Inter­es­sant sind die Ver­bes­se­run­gen der Gra­fik­ein­heit, nicht nur gegen­über dem direk­ten Vor­gän­ger Kaveri/Godavari, son­dern ins­be­son­de­re gegen­über Trinity/Richland. Letz­te­re basie­ren noch auf VLIW4 und haben ergo seit 2015 kein Gra­fik­trei­ber-Update mehr erhal­ten. Mit jedem Fea­ture-Update von Win­dows 10 ent­fernt sich das Betriebs­sys­tem damit wei­ter vom dama­li­gen Stand der Tech­nik. Zwar funk­tio­nie­ren auch die dama­li­gen Trei­ber prin­zi­pi­ell noch mit Win­dows 10 v1809, aber man darf nicht davon aus­ge­hen, dass noch irgend­je­mand bei AMD oder Micro­soft die­se Kom­bi­na­ti­on einer tie­fe­ren Vali­die­rung unter­zieht. Abge­se­hen von mög­li­cher­wei­se ver­al­te­ten Trei­bern ist “Car­ri­zo” für FM2+-User dahin­ge­hend inter­es­sant, als dass sei­ne Gra­fik­ein­heit nicht nur H.264, son­dern auch H.265 hard­ware­be­schleu­nigt wie­der­ge­ben kann. Wer also häu­fi­ger mit aktu­el­len Video­co­decs zu tun hat, z. B. auf einem HTPC, für den mag die frisch hin­zu­ge­kom­me­ne Drop-In-Upgrade­mög­lich­keit inter­es­sant sein.

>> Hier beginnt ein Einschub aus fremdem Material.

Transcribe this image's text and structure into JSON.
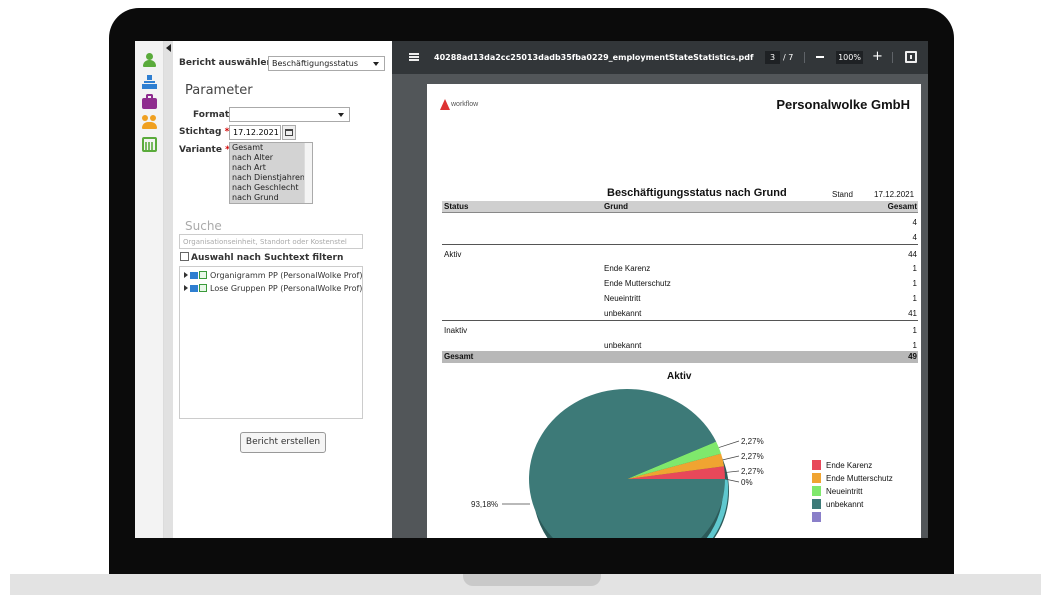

Aller­dings bedarf es hier­zu der Mit­hil­fe des Main­board-Her­stel­lers. Die­ser muss ein BIOS für das im Extrem­fall fünf­ein­halb Jah­re alte Main­board bereit­stel­len, wel­ches den AGE­SA-Code CarrizoPI‑1.3.0.0 oder höher beinhal­tet. Nur dann kann die­ser Exot auf dem betag­ten Main­board boo­ten. Selbst­ver­ständ­lich muss das BIOS-Update ein­ge­spielt wer­den, bevor die CPU auf­ge­rüs­tet wird. Hier sind Anwen­der klar im Vor­teil, die ein Retail-Main­board eines renom­mier­ten Her­stel­lers im PC haben. Anwen­der mit Kom­plett-PCs dürf­ten in der Regel leer aus­ge­hen, denn die meis­ten OEMs sche­ren sich nicht viel um Jah­re spä­ter erschie­ne­ne Upgrade-Lösun­gen. Aber selbst bei einem Retail-Her­stel­ler wie ASUS – bekannt für lang­jäh­ri­gen BIOS-Sup­port – ist es nicht gesagt, dass ein pas­sen­des BIOS dafür bereit­steht. So wur­den zwar die Main­boards ASUS A68HM‑K und ASUS A68HM-Plus mit einem BIOS-Update bedacht, eigent­lich höher­wer­ti­ge Pla­ti­nen wie das ASUS A88XM-Plus jedoch nicht. Hier lohnt ein Blick in die Sup­port-Abtei­lung des Main­board-Her­stel­lers oder im Zwei­fel eine Anfra­ge an den Sup­port. Wer ganz mutig ist: Mit dem AMD Ath­lon X4 845 gibt es bereits seit 2016 eine Car­ri­zo-CPU (ohne Gra­fik­ein­heit) für den Sockel FM2+. Da das Step­ping iden­tisch sein soll­te, könn­ten Main­boards, die den AMD Ath­lon X4 845 unter­stüt­zen, auch den AMD A8-7680 und AMD A6-7480 unter­stüt­zen. In Stein gemei­ßelt ist das jedoch nicht.